Qui aurait cru à un tel retour du pendule ? Après deux décennies de « nationalisme civique » à la sauce post-moderniste, nous assistons au retour en force du « Nous ». Nous ne pouvons que saluer avec plaisir l’événement, ayant été pendant trop longtemps parmi les seuls à critiquer cette intrusion de l’idéologie néolibérale dans le discours souverainiste qu’a représenté l’adhésion au « nationalisme civique ».(1)
Mais, il fallait s’y attendre, le retour du pendule est trop accusé et risque de nous déporter loin en arrière, nous ramenant au vieux nationalisme des années 1950, en sautant par-dessus la Révolution tranquille. Le dernier exemple en date est le texte intitulé « Au nom des incommodés » que fait paraître Jean-François Lisée sur le site Internet de L’Actualité.
L’ancien conseiller spécial des premiers ministres Jacques Parizeau et Lucien Bouchard croit le Québec rendu à « un point de rupture » parce qu’on va « mettre un terme à l’enseignement religieux à l’école » pour le remplacer par le nouveau programme Éthique et culture religieuse.
S’auto-proclamant porte-parole de la majorité silencieuse chrétienne d’« incommodés » qui répugnera à envoyer ses enfants recevoir une éducation catholique à la paroisse le dimanche parce que « eh oh ! il y a le soccer, la piscine et le hockey. Pas que ça à faire la religion », Jean-François Lisée propose de réserver dans l’école laïque « une case horaire déterminée, ouverte aux enseignements religieux ». Aux émissions Ouvert le samedi et Christiane Charrette de Radio-Canada, il a reconnu son intérêt personnel dans cette proposition parce qu’il désire pour sa fille des cours de religion catholique à l’école.
« Au sein de l’école laïque, et à leur charge, poursuit-il, les grandes religions disposeront d’une case horaire par semaine – disons, une heure trente le vendredi matin – qu’ils aménageront à leur gré. Aux parents d’y inscrire leurs enfants et de payer un supplément s’il est requis. Les parents que cela n’intéresse pas, enverront leurs enfants au nouveau programme Éthique et culture religieuse. »

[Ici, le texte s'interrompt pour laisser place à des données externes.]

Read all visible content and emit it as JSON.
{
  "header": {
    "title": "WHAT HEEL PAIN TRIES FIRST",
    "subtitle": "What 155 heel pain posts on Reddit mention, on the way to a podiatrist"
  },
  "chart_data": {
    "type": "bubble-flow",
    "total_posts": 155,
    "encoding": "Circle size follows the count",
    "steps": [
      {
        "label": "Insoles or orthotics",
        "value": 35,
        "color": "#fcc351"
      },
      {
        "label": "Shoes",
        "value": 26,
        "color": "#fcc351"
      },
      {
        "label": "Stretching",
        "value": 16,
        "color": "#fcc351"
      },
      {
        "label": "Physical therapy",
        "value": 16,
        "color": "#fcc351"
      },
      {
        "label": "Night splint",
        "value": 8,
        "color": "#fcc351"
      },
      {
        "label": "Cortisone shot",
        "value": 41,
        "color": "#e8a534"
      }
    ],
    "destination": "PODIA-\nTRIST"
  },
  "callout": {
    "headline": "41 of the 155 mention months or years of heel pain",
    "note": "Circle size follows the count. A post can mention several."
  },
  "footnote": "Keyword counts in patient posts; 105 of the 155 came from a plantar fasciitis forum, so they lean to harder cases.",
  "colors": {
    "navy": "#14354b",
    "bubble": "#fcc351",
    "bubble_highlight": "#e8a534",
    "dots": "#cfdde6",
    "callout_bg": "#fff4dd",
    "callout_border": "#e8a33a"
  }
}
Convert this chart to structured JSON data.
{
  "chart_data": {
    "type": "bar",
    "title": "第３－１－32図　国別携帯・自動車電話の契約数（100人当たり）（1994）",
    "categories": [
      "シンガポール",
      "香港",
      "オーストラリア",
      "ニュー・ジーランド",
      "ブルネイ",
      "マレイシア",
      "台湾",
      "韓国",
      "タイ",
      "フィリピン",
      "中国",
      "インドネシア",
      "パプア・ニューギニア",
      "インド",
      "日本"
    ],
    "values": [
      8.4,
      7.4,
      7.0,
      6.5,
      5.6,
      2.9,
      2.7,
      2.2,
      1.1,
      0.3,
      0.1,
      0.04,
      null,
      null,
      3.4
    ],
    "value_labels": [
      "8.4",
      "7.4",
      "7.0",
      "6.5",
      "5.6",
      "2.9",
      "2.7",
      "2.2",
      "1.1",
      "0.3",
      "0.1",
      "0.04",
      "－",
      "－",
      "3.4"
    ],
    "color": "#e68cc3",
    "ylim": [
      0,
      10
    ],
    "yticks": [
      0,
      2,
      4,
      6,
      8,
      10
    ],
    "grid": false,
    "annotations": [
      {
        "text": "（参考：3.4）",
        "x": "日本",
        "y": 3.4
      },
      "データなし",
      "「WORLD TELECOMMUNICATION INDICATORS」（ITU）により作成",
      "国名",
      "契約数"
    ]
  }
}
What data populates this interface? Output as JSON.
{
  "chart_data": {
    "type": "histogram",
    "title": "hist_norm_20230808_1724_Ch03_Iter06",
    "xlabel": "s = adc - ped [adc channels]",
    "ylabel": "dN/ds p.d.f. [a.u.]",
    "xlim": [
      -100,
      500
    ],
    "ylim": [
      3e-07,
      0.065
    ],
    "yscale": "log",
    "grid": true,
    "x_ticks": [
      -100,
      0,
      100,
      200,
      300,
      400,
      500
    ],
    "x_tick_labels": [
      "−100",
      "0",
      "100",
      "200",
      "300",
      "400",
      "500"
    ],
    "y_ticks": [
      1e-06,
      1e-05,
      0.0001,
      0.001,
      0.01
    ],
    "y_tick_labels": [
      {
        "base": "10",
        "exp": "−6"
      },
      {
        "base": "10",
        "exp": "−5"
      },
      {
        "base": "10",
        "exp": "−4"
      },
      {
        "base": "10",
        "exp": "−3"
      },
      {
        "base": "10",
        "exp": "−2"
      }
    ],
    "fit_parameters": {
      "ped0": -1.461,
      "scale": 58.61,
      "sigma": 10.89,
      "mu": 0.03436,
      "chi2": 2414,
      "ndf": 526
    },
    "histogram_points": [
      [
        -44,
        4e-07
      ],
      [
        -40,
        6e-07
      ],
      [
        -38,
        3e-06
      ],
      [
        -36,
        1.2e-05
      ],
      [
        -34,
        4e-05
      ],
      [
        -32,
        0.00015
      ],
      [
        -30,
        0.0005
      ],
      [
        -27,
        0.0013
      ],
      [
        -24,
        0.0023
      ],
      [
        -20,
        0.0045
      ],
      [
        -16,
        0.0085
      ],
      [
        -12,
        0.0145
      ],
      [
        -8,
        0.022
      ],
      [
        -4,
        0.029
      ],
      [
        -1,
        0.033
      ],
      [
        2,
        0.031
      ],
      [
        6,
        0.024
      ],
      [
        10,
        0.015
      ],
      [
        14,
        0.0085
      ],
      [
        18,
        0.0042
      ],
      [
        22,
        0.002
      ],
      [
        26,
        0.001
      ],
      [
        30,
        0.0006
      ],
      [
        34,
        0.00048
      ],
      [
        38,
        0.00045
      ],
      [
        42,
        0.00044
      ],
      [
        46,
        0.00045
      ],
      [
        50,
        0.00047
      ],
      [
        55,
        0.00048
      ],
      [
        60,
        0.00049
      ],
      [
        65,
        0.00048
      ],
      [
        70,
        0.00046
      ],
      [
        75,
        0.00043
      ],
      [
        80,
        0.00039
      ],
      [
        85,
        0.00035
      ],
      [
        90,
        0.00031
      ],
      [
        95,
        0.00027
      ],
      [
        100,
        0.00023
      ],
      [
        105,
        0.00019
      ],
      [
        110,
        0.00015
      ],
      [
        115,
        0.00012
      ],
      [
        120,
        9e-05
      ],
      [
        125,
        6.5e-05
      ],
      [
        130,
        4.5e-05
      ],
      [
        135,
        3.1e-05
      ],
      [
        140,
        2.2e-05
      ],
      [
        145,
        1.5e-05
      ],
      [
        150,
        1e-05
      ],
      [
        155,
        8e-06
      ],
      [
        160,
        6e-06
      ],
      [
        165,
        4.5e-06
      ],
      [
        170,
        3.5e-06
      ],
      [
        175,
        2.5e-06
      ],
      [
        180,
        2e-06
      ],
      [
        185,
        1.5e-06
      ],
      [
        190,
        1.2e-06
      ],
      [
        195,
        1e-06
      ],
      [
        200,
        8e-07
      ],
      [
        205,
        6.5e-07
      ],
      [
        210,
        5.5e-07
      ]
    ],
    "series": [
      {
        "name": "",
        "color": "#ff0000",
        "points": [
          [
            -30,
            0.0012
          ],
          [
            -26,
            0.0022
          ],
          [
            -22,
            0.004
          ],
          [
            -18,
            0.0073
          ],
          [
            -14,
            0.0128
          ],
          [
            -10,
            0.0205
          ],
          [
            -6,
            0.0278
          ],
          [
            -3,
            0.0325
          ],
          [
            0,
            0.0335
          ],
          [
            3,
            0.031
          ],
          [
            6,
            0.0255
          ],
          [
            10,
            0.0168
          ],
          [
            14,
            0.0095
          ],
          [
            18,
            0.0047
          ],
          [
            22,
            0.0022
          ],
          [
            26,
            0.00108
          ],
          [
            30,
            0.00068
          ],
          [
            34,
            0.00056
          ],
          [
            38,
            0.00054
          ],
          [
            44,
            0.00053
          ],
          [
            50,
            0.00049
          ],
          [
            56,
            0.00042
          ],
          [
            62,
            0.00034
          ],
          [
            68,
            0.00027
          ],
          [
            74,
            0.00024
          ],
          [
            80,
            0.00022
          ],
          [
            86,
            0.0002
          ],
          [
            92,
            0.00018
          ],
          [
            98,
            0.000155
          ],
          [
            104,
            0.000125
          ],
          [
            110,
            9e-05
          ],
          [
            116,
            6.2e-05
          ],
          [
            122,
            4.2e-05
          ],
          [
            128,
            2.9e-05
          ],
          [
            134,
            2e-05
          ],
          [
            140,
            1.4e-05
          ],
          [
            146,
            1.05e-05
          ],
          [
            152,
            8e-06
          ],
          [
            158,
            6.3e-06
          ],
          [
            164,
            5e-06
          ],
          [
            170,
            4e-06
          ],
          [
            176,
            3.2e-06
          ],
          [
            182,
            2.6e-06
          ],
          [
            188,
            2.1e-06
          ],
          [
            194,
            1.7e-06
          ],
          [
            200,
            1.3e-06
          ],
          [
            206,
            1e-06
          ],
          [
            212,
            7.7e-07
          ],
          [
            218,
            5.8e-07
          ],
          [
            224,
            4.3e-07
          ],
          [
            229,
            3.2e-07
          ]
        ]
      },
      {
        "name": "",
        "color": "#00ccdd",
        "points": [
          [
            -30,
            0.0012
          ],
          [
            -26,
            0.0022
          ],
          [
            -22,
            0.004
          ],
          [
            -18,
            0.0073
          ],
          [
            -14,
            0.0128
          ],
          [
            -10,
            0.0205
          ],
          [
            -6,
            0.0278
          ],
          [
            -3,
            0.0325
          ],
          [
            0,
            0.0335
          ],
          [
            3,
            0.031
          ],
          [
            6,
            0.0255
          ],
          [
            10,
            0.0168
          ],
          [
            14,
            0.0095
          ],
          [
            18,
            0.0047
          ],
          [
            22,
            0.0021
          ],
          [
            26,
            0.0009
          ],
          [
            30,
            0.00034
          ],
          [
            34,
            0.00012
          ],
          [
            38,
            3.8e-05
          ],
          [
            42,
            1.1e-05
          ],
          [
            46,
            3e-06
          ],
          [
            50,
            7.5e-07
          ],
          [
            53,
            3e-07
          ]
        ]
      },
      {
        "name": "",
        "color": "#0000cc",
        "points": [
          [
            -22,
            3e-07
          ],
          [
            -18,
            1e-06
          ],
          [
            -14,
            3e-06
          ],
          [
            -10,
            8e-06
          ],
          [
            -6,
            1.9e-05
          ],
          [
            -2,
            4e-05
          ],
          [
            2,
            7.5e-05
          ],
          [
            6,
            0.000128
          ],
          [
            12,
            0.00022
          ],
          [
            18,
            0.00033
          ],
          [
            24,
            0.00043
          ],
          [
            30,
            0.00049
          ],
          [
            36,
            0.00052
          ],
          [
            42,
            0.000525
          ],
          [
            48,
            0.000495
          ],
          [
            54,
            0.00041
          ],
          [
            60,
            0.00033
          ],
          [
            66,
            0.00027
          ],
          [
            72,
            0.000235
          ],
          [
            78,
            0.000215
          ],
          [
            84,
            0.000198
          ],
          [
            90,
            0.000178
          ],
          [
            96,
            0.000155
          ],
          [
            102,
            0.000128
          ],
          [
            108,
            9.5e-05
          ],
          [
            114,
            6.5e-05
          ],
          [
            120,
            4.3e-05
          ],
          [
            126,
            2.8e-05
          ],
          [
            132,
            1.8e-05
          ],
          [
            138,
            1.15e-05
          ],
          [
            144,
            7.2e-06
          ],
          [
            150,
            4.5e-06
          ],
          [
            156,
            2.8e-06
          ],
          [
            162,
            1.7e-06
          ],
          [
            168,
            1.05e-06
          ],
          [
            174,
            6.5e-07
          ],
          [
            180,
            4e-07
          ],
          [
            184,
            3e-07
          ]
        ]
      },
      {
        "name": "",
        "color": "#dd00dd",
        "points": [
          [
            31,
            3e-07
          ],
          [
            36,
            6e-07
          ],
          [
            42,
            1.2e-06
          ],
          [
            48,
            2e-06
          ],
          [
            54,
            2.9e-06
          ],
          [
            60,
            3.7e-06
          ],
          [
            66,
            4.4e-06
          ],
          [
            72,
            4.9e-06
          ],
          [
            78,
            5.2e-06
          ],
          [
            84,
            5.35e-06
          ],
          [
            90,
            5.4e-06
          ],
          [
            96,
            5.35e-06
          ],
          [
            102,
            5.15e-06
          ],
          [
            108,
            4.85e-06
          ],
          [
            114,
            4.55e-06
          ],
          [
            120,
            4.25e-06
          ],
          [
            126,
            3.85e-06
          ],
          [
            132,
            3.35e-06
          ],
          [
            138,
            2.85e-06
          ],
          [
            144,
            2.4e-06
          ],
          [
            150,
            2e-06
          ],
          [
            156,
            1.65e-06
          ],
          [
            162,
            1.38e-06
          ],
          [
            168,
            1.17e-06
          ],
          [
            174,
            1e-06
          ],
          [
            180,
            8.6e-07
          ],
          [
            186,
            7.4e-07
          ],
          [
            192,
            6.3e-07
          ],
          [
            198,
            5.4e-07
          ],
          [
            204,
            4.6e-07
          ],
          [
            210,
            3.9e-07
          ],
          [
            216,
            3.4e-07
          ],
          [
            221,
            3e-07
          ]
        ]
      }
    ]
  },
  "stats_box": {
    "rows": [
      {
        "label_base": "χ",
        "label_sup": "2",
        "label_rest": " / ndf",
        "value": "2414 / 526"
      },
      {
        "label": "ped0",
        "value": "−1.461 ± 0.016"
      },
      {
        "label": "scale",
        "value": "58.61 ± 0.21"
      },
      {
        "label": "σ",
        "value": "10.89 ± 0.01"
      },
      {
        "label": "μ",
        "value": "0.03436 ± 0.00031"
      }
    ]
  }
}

Il assortit sa proposition d’un corollaire : « aucune école confessionnelle ne sera financée par l’État – ni publique, ni privée – ni chrétienne, ni juive, ni musulmane » et propose « d’inscrire dans une constitution québécoise ce principe de l’école laïque et ouverte aux religions ».
Une approche impraticable
Que penser de cette « école laïque ouverte aux religions » ? Elle sera vite confrontée à une série de problèmes pratiques qui la rendront difficilement réalisable. Jean-François Lisée veut ouvrir cette école seulement aux « grandes religions ». Qui va déterminer lesquelles ? Est-ce que les Témoins de Jéhovah, l’Église de scientologie, Raël et les autres sectes religieuses bien nanties financièrement seront exclues ? Qui peut prédire comment trancheront les tribunaux lorsqu’ils seront appeler à se prononcer sur leur inclusion ou leur exclusion en vertu des Chartes ?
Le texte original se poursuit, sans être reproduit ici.